Divergent trends in the incidence of end-stage renal disease due to Type 1 and Type 2 diabetes in Europe, Canada and Australia during 1998-2002.

Author information

1
Department of Preventive and Social Medicine, University of Otago, PO Box 913, Dunedin, New Zealand. margaret.mccredie@stonebow.otago.ac.nz

Abstract

AIMS:

To describe the variation in geographical distribution of end-stage renal disease (ESRD) due to Type 1 and Type 2 diabetes, and to calculate recent trends in incidence in predominantly white populations.

METHODS:

Estimation of age- and sex-standardized incidence of ESRD by type of diabetes, and temporal trends, in population-based data for persons aged 30-44, 45-54 or 55-64 years newly treated for ESRD during 1998-2002 in eight countries or regions of Europe, and Non-Indigenous Canadians and Australians.

RESULTS:

The incidence of ESRD due to Type 1 diabetes at age 30-44 years correlated with published rates of childhood-onset insulin dependent diabetes mellitus (P = 0.0025). ESRD due to Type 2 diabetes was uncommon before 45 years of age; in older persons, the highest rates (in Canada and Austria) were five times the lowest rates (in Norway and the Basque region). Rates of ESRD due to Type 1 diabetes fell, per year, by 6.4%[95% confidence interval (CI): 2.1-10.6%) in persons aged 30-44 years, and by 7.7% (95% CI: 2.4-12.7%] in those aged 45-54 years.

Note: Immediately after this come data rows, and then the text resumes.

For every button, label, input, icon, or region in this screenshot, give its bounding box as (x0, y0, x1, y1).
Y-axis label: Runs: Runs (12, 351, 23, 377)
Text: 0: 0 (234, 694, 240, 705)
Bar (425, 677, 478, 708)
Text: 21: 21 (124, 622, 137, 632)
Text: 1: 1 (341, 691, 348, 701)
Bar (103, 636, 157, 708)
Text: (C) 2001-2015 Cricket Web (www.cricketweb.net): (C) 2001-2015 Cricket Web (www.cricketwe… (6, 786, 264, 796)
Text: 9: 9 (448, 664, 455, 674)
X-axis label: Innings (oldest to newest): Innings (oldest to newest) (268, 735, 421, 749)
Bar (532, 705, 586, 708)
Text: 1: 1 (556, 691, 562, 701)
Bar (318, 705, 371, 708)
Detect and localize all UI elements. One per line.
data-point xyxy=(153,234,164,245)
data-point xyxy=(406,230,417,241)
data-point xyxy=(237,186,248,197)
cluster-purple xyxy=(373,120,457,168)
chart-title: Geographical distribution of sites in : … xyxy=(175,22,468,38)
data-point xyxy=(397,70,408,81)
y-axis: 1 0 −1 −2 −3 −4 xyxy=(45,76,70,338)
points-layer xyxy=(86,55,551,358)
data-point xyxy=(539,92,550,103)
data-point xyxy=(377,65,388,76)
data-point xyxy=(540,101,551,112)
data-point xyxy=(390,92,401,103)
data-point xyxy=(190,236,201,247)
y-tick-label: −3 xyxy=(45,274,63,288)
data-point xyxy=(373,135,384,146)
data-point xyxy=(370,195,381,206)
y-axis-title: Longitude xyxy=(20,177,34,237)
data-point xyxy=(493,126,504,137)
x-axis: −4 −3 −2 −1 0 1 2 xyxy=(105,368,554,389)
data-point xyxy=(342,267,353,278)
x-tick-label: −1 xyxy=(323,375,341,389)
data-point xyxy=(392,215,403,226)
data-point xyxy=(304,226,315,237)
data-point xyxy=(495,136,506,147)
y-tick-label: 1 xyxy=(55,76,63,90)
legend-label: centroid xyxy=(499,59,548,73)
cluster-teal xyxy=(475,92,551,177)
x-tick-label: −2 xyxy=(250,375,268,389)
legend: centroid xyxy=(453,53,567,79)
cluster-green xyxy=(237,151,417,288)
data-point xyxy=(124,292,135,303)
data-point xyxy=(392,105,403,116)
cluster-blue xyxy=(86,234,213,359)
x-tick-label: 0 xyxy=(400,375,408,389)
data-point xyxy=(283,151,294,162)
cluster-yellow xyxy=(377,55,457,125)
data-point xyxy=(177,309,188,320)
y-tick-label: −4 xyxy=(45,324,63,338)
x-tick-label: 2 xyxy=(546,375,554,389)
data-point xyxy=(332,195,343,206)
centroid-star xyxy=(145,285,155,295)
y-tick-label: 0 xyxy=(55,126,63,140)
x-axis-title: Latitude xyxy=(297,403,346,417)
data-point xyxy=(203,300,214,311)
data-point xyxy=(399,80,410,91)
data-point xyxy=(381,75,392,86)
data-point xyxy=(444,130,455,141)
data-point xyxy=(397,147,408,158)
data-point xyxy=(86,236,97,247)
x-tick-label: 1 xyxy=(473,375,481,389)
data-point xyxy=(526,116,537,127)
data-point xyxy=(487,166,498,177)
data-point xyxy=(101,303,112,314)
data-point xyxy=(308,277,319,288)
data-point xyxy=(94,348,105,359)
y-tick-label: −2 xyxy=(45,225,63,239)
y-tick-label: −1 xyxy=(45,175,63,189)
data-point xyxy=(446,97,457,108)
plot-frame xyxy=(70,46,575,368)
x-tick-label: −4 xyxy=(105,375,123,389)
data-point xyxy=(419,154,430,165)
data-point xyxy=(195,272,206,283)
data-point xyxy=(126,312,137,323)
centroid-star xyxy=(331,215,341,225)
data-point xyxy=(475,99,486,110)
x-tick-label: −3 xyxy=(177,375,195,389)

In contrast, rates of ESRD due to Type 2 diabetes increased annually by 16% (95% CI: 5-28%) in the 30-44-year age group, 11% (95% CI: 6-16%) at 45-54 years, and 9% (95% CI: 5-14%) at 55-64 years.

CONCLUSIONS:

Modern prevention has reduced progression of nephropathy to ESRD due to Type 1 diabetes, but the continuing rise of ESRD due to Type 2 diabetes represents a failure of current disease control measures that has serious public health implications.